The destruction of Angad-Lutchman’s six-bedroom wooden house occurred at 8 am yesterday, even while he was at the Hall of Justice in Port-of-Spain, trying desperately to obtain an injunction and prevent the demolition.

Yesterday, Angad Lutchman and his children claimed 30 men, supervised by two policemen from the Chaguanas Police Station, arrived at 9 pm on Monday. They stormed the two-storey house and ordered the family out.

Yesterday, accompanied by his attorney Yaseen Ahmed, Angad-Lutchman went to the Hall of Justice at 8 am to take out an injunction. However, his children: Sadhna, 17; Bishma, 24; Tosha, 20 and Amit, 16 were at a neighbour’s house when the men returned. Tara, 22, was with her father at the Hall of Justice.

“I saw men with pigfoot and sledge hammers smashing the roof of our home. The men then kicked down the front door and began taking all our belongings and pelting them outside. They even destroyed several of our murtis (statues of Hindu deities),” Sadhna said.
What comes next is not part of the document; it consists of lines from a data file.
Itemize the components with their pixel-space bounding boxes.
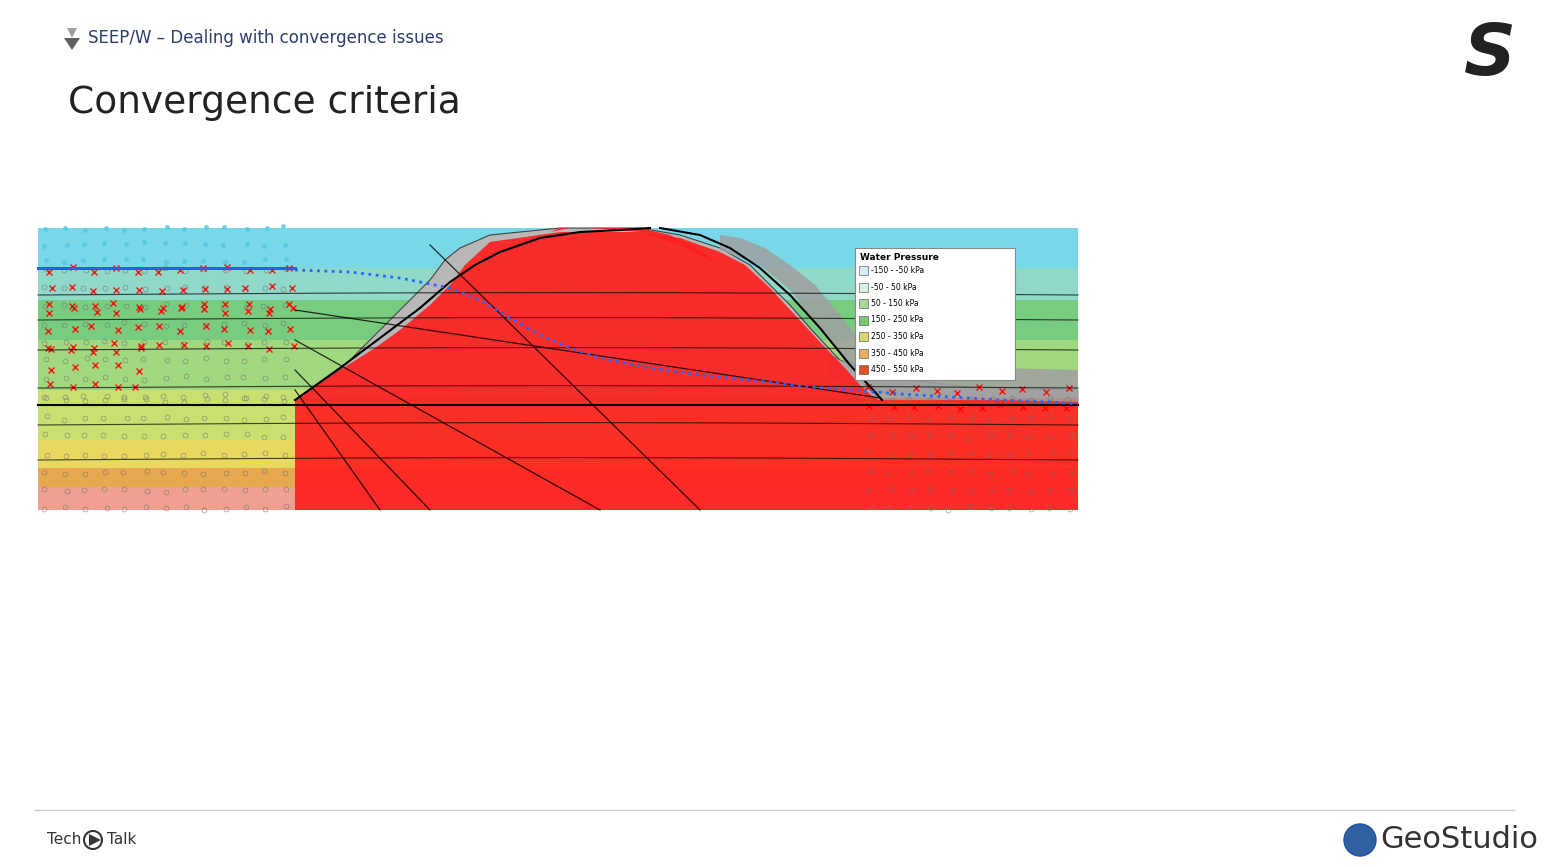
Polygon shape (64, 38, 81, 50)
Polygon shape (67, 28, 77, 38)
Polygon shape (550, 228, 720, 265)
Text: Talk: Talk (107, 832, 136, 848)
Bar (39, 228, 1078, 268)
Polygon shape (294, 228, 880, 400)
Circle shape (1345, 824, 1376, 856)
Bar (39, 487, 1078, 510)
Bar (860, 316, 867, 324)
Text: 450 - 550 kPa: 450 - 550 kPa (871, 365, 923, 374)
Bar (39, 390, 1078, 440)
Bar (860, 283, 867, 291)
Bar (39, 468, 1078, 487)
Bar (39, 300, 1078, 340)
Bar (860, 365, 867, 374)
Text: 250 - 350 kPa: 250 - 350 kPa (871, 332, 923, 341)
Bar (860, 349, 867, 357)
Text: Convergence criteria: Convergence criteria (68, 85, 460, 121)
Polygon shape (830, 355, 1078, 406)
Polygon shape (88, 834, 101, 846)
Polygon shape (720, 235, 1078, 402)
Bar (860, 299, 867, 308)
Text: S: S (1464, 21, 1516, 89)
Text: Tech: Tech (46, 832, 82, 848)
Bar (39, 228, 1078, 510)
Bar (39, 268, 1078, 300)
Text: SEEP/W – Dealing with convergence issues: SEEP/W – Dealing with convergence issues (88, 29, 443, 47)
Text: 150 - 250 kPa: 150 - 250 kPa (871, 316, 923, 324)
Text: -150 - -50 kPa: -150 - -50 kPa (871, 266, 925, 275)
Bar (39, 440, 1078, 468)
Polygon shape (294, 232, 1078, 510)
Text: 350 - 450 kPa: 350 - 450 kPa (871, 349, 923, 357)
Bar (860, 332, 867, 341)
Text: Water Pressure: Water Pressure (860, 253, 939, 262)
Text: 50 - 150 kPa: 50 - 150 kPa (871, 299, 919, 308)
Text: -50 - 50 kPa: -50 - 50 kPa (871, 283, 917, 291)
Bar (860, 266, 867, 275)
Bar (855, 248, 1015, 380)
Text: GeoStudio: GeoStudio (1380, 825, 1538, 855)
Bar (39, 340, 1078, 390)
Sadhna added that she and her brother Bishma ran home and started begging the demolition crew to stop. “They shouted at me, telling me not to enter the house. I just looked on as they wreaked havoc,” she told Newsday.

Calls to the Freeport Police Station for help, she added, were futile. When the men left, Sadhna, Bishma, Amit and Tosha stood in the road and waited for their father and Tara to arrive. The family walked into the house to see the entire roof destroyed, windows smashed, gaping holes in the flooring and the steps were also broken. The family’s beds, clothing, books, furniture and appliances were strewn about.

Lutchman said the demolition crew left behind over $400,000 in losses. Ahmed yesterday told Newsday it was the worst case of injustice he had witnessed. He said an ex-parte injunction had been granted to Angad Lutchman by Justice Carlton Best in the Hall of Justice yesterday morning against two people.

The attorney said the Attorney General was also named as a third party in the proceedings as a result of the action of the police.